What It Takes to Run Three Marathons in Three Days
Sound impossible? Runner Jordan Tropf has put in the work—here’s how he pulled it off.
All of us—casual runners, spectators, and pros alike—have missed in-person racing. Jordan Tropf, a 29-year-old orthopedic surgical resident and friend of Under Armour, was one of those runners chomping at the bit to get back. He was so excited, in fact, that he just took racing to an entirely new level. This past weekend, he completed his 2021 goal: to run three marathons, in three days, in three different cities. On October 9th he first lined up at the Baltimore Marathon, finishing in 2:27:24; on the 10th he took on the Chicago Marathon, finishing in 2:31:54; and on Monday the 11th, he completed his epic trifecta at the Boston Marathon, coming in at 2:32:13.
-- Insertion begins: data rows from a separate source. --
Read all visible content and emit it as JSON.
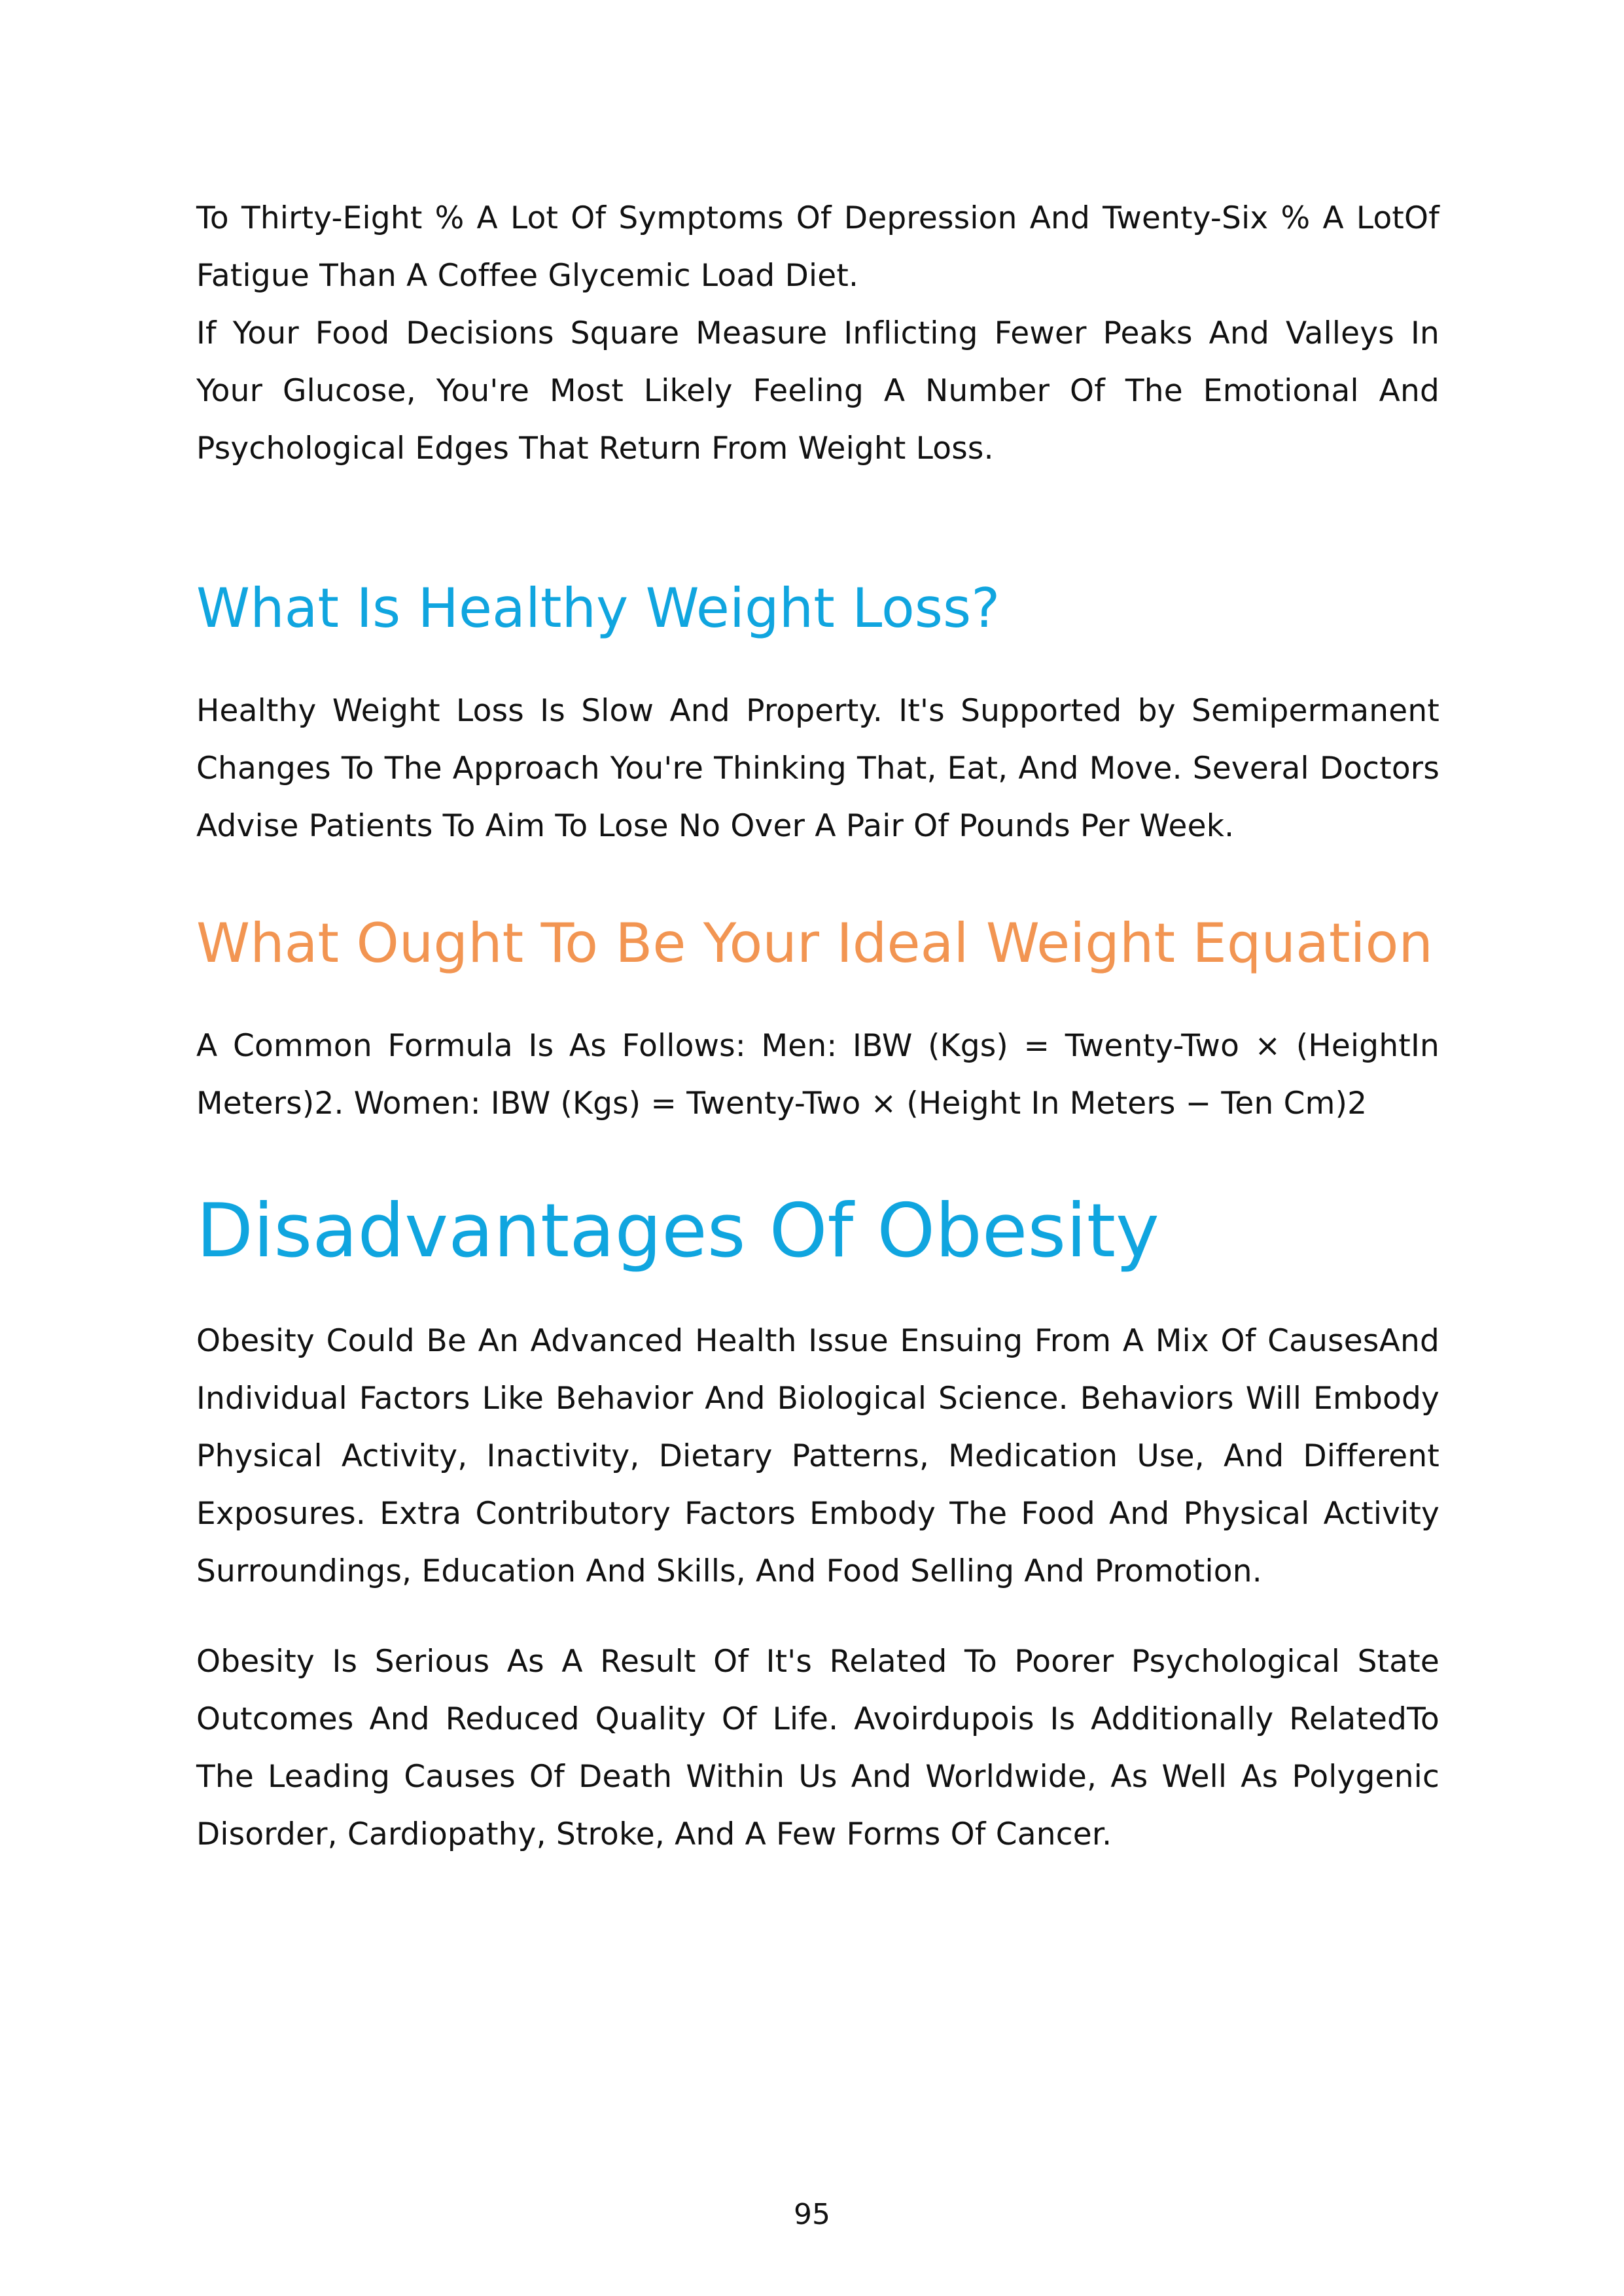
{
  "paragraphs": {
    "intro_1": "To Thirty-Eight % A Lot Of Symptoms Of Depression And Twenty-Six % A LotOf Fatigue Than A Coffee Glycemic Load Diet.",
    "intro_2": "If Your Food Decisions Square Measure Inflicting Fewer Peaks And Valleys In Your Glucose, You're Most Likely Feeling A Number Of The Emotional And Psychological Edges That Return From Weight Loss.",
    "healthy": "Healthy Weight Loss Is Slow And Property. It's Supported by Semipermanent Changes To The Approach You're Thinking That, Eat, And Move. Several Doctors Advise Patients To Aim To Lose No Over A Pair Of Pounds Per Week.",
    "formula": "A Common Formula Is As Follows: Men: IBW (Kgs) = Twenty-Two × (HeightIn Meters)2. Women: IBW (Kgs) = Twenty-Two × (Height In Meters − Ten Cm)2",
    "obesity_1": "Obesity Could Be An Advanced Health Issue Ensuing From A Mix Of CausesAnd Individual Factors Like Behavior And Biological Science. Behaviors Will Embody Physical Activity, Inactivity, Dietary Patterns, Medication Use, And Different Exposures. Extra Contributory Factors Embody The Food And Physical Activity Surroundings, Education And Skills, And Food Selling And Promotion.",
    "obesity_2": "Obesity Is Serious As A Result Of It's Related To Poorer Psychological State Outcomes And Reduced Quality Of Life. Avoirdupois Is Additionally RelatedTo The Leading Causes Of Death Within Us And Worldwide, As Well As Polygenic Disorder, Cardiopathy, Stroke, And A Few Forms Of Cancer."
  },
  "headings": {
    "healthy_weight_loss": "What Is Healthy Weight Loss?",
    "ideal_weight": "What Ought To Be Your Ideal Weight Equation",
    "disadvantages": "Disadvantages Of Obesity"
  },
  "colors": {
    "heading_blue": "#10a5df",
    "heading_orange": "#f29552",
    "body_text": "#111111"
  },
  "footer": {
    "page_number": "95"
  }
}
“It kind of started as a joke,” Tropf admits. “But then we started looking at the logistics of pulling it off and determined it was doable.” While it all might sound crazy, Tropf’s approach to three marathons holds true for a successful single marathon or race of any distance, really. Here’s how he got it done:
Like most modern-day runners, Tropf has to fit in his training around life. A busy resident at Walter Reed National Military Medical Center in Washington, D.C., and husband to fellow runner and Under Armour Sports Marketing Manager (Run) Hannah, Tropf doesn’t have loads of free time for his running. So he gets creative with his schedule and training.
“Sometimes I run to and from work,” he says. “On the weekends, Hannah and I will make a day of it, traveling somewhere different for a run and then taking in the sights. I find ways to build the running into my schedule.”
Pay Attention to Recovery
Ramping up for three marathons in three days means that Tropf is running close to 100 miles per week—more than his usual training routine. That makes sleep, nutrition, and listening to his body more important than ever to avoid injury. “I’m feeling really good going into the races,” he says. “I take recovery very seriously, getting the rest I need and backing off if something feels off.”
Tropf also avoids being held hostage to a training plan. “I don’t get carried away,” he says. “Work and home life take priority and if I need to miss some runs for that, it’s OK. I refocus when everything is going smoothly.”
Find a Why
With in-person racing back, finding motivation isn’t all that hard for fall events. But some days even the most enthusiastic runners lack the drive to lace up their shoes. Tropf creates his own inertia by reminding himself how good he feels when he’s training for a race. “I like a good race and getting ready for it,” he says. “It gives me overall wellness, both mentally and physically, and having a goal gets me out the door every day.”
Have your own running goal? Take a page from Tropf’s book and there’s no doubt you’ll be well on your way to success.